Wednesday, July 7, 2010

The Myth of Full-Time Ministry

Otto Scharmer, a consultant to some of the world's largest and most influential organizations, typically begins his consulting conversations by asking the same thought-provoking question: What question is your work an answer to?

Sit on that for a moment or two. It's deep, isn't it?

A friend of mine, whom I'll call Tim, told me that when he started working in the insurance industry he would often get up and go to work repeatedly forgetting, even ignoring, the purpose behind his work, which was to provide financial protection for others in the case of an accident or catastrophe. He said that not long after starting his job, he fell into the trap of thinking that he was just there to push some paper around and collect a paycheck. In fact, he described his typical day like "wading into the water alone without catching a wave and then swimming back to the shore at 5:00."

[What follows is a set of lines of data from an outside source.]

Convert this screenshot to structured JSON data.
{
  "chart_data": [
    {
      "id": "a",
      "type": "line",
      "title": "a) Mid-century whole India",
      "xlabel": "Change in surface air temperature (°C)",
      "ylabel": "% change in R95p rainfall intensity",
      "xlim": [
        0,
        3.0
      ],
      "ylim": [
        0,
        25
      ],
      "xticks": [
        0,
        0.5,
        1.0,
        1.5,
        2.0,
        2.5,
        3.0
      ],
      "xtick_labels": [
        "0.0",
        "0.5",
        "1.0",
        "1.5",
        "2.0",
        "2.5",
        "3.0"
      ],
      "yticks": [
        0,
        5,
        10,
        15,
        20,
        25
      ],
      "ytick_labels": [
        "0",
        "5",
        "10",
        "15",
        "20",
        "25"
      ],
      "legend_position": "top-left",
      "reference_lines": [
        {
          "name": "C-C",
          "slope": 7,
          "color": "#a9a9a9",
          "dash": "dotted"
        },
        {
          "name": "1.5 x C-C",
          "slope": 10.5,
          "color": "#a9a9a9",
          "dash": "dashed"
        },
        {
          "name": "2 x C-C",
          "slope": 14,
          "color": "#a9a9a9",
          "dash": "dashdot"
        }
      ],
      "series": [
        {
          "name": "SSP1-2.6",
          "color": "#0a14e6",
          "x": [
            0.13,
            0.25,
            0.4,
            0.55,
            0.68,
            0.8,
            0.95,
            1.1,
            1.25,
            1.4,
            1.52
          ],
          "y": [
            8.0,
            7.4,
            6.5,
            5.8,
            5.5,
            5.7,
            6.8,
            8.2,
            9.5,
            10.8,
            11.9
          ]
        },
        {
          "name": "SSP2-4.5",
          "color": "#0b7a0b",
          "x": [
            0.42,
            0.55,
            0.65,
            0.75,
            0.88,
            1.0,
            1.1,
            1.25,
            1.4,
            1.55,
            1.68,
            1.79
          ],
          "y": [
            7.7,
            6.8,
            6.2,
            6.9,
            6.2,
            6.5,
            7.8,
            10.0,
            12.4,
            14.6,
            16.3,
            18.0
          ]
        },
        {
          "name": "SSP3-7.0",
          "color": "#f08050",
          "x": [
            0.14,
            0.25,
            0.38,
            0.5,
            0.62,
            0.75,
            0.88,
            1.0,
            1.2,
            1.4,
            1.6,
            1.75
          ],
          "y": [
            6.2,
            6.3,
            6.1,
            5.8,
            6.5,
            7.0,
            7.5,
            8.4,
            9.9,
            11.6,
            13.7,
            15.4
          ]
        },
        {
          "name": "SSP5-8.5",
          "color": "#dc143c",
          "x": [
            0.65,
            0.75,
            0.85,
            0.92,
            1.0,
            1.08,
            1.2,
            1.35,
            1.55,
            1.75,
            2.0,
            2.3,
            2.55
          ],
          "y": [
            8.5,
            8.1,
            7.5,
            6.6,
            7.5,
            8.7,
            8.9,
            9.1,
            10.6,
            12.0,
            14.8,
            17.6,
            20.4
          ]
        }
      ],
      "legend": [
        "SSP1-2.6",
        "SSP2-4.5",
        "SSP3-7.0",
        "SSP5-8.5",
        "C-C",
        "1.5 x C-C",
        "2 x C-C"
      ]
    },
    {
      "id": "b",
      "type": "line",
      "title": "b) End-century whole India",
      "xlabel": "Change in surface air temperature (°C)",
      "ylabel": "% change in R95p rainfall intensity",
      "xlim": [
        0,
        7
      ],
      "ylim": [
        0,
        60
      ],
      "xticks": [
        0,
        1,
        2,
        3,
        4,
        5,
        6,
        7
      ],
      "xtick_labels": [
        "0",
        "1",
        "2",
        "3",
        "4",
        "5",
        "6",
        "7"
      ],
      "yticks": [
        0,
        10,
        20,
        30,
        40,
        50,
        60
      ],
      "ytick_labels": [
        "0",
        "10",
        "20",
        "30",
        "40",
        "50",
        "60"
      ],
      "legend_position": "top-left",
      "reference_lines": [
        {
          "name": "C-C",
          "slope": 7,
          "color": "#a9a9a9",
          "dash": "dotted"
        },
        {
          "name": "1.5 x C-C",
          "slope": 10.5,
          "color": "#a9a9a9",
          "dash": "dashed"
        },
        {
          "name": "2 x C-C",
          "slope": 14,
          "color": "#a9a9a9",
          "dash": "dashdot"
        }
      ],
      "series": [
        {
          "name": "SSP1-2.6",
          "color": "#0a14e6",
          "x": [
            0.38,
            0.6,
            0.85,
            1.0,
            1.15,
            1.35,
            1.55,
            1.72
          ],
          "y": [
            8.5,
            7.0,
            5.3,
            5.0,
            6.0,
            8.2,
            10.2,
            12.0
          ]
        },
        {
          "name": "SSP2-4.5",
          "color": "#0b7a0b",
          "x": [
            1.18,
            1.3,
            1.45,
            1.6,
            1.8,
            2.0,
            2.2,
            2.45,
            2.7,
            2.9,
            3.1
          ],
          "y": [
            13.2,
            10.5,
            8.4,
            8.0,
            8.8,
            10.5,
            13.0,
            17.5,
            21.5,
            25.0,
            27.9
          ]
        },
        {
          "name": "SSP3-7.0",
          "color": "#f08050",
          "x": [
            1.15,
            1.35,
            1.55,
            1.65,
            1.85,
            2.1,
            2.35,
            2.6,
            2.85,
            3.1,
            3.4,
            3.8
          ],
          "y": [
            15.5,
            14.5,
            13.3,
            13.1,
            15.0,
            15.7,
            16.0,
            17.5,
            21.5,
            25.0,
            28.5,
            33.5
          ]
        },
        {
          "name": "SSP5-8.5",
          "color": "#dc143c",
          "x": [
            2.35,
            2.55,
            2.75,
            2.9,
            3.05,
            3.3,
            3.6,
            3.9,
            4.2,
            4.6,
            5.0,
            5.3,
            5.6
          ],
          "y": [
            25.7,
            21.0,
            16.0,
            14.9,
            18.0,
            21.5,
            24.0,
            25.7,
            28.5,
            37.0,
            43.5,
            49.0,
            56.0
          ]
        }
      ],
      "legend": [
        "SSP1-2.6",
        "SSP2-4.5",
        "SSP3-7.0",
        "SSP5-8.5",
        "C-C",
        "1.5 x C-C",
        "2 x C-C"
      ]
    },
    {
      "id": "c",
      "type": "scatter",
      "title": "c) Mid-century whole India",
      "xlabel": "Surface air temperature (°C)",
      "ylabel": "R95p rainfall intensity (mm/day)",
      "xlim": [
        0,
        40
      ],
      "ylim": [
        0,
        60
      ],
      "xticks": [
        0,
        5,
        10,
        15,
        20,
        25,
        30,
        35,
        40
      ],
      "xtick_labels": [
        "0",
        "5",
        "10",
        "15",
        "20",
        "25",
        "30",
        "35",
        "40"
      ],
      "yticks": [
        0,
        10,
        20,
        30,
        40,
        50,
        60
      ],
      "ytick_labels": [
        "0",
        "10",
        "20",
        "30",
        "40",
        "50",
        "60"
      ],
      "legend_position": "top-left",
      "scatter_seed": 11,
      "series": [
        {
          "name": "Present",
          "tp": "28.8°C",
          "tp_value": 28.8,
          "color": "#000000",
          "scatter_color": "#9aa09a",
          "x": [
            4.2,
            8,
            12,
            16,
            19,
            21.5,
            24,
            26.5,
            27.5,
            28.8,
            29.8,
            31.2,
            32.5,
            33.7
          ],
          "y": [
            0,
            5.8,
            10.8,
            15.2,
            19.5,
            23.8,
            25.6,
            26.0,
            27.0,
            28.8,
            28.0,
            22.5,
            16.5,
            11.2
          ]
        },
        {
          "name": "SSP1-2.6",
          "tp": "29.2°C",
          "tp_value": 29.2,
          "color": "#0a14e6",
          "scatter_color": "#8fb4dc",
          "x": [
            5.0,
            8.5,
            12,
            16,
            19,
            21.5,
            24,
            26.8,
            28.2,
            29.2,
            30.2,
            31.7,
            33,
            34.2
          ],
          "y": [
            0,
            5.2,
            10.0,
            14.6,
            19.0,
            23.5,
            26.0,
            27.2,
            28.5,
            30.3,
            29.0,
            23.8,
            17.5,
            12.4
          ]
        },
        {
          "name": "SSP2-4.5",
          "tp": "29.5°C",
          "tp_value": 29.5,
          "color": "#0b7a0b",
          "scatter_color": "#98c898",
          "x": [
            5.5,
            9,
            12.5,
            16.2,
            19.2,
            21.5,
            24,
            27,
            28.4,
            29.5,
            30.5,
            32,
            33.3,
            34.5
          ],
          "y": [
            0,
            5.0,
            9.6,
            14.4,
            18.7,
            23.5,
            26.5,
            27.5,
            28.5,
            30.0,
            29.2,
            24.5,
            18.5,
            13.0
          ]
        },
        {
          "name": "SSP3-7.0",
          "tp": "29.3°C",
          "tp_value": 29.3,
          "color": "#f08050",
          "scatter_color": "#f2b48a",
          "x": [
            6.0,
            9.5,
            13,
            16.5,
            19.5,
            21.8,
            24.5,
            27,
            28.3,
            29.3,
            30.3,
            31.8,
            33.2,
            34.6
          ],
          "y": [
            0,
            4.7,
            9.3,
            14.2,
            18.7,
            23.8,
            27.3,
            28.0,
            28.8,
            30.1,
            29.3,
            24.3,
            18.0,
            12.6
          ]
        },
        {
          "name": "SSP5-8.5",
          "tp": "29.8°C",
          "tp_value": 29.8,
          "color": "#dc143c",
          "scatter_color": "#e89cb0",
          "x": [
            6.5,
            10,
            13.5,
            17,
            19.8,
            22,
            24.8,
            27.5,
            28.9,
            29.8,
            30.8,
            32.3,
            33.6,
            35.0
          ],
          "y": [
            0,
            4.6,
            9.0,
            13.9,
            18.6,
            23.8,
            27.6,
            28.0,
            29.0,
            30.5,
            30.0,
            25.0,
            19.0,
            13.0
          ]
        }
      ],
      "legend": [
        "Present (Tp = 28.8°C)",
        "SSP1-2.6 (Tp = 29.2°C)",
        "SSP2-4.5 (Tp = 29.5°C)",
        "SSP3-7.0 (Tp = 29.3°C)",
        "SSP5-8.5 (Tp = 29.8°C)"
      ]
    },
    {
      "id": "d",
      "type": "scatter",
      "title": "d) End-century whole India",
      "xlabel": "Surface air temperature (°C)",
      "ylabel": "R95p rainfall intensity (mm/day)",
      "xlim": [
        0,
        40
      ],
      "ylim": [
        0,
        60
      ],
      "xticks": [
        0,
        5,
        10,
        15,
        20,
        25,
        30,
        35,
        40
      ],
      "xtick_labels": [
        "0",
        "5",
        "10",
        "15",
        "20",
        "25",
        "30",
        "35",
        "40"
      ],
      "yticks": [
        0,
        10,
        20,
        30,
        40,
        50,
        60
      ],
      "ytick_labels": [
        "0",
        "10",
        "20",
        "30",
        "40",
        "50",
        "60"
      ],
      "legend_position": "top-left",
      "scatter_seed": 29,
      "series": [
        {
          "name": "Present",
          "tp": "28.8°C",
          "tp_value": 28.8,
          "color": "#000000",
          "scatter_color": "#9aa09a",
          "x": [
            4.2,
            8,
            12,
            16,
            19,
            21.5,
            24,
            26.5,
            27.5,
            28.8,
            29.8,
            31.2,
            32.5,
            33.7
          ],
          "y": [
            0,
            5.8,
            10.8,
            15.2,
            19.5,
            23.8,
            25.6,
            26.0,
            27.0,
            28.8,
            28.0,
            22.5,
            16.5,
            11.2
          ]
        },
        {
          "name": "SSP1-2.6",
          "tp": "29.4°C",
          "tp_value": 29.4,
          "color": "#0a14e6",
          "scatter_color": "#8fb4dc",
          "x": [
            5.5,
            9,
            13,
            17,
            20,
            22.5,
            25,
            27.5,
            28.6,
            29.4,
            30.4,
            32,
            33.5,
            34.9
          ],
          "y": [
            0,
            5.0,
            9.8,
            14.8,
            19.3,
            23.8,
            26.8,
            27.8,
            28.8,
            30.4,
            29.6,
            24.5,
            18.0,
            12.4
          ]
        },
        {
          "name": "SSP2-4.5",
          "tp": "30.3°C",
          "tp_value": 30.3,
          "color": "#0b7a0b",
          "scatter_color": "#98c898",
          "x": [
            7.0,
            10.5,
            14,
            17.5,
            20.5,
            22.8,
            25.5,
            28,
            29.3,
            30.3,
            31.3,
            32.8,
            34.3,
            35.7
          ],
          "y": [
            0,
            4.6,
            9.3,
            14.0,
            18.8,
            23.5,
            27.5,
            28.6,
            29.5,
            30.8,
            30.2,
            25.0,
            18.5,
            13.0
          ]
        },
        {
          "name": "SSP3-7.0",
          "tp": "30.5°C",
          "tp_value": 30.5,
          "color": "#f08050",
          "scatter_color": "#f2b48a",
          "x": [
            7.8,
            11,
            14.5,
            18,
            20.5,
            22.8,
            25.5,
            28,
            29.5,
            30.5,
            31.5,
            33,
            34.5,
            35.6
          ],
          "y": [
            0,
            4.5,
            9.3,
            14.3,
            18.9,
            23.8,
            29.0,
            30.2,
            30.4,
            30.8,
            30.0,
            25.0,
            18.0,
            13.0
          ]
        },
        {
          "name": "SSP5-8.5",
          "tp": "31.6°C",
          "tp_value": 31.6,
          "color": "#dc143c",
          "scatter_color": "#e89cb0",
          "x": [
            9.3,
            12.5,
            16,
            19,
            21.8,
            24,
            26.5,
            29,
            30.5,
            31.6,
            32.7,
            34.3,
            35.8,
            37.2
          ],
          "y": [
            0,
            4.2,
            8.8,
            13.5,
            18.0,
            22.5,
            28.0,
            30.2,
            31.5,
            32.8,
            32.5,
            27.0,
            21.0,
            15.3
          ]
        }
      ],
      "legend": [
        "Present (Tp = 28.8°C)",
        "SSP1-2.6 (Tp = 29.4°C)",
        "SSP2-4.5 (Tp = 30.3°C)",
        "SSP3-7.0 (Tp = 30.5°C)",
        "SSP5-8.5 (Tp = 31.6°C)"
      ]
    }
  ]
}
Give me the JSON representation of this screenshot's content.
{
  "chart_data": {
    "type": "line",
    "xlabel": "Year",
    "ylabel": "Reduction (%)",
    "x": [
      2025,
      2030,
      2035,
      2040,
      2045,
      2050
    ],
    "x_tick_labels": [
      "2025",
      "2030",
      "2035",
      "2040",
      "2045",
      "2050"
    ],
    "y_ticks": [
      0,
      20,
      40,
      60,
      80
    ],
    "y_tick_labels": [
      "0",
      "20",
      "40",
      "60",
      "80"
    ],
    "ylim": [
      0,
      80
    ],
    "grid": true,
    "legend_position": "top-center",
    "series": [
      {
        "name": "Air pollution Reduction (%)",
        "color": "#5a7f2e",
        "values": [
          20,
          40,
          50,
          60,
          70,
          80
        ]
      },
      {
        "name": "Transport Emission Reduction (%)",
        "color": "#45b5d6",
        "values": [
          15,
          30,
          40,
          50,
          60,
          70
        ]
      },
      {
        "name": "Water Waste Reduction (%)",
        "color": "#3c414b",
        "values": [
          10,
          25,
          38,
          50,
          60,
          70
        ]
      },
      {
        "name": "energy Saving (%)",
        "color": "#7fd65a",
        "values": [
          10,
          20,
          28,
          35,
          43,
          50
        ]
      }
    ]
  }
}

Years later, Tim woke up to the reality that he was not in his position to ultimately serve his company or earn a paycheck. Rather, he was in his position to more intentionally serve the people who trusted his company. What he learned about these people was that while they appeared to be financially well-off or at least secure, many were not. So from that day forward, Tim committed to personally connecting with as many of his company's trusting clients as possible to learn more about their financial situation and express his care and concern for them. What happened over time was that Tim and many of these trusting clients developed friendships beyond their contractual connections, and soon work became an outlet for Tim's ministry of providing free financial counseling to help people and families climb out of debt.

Tim's story is just one of thousands who have discovered a larger, more meaningful purpose to their work. Instead of quitting their 9-5 job and entering "full-time ministry" in a church or religious organization, many people are discovering that they're already in positions of "full-time ministry", serving as store clerks, accountants, stay-at-home moms, etc. just without the robes and collars (or flip-flops and t-shirts, if that's your tradition). The idea that "full-time ministry" is a calling for only a few select super-holy people is bogus. Anyone who professes to be a follower of Jesus is already in full-time ministry, whether they know it or not. It may just not take place in a church building.

Tim's response to Otto's question evolved over time from "How can I financially support my family?" to "How can I offer financial liberation to those who are desperate for it?"

How would you respond to Otto's question?

Perhaps it's too complicated to articulate your question right now, so a better question to consider might be "What question would you like your work to be an answer to?"

May the hours you spend at work each day be filled with opportunities to serve others and may you be a force for good right where you are.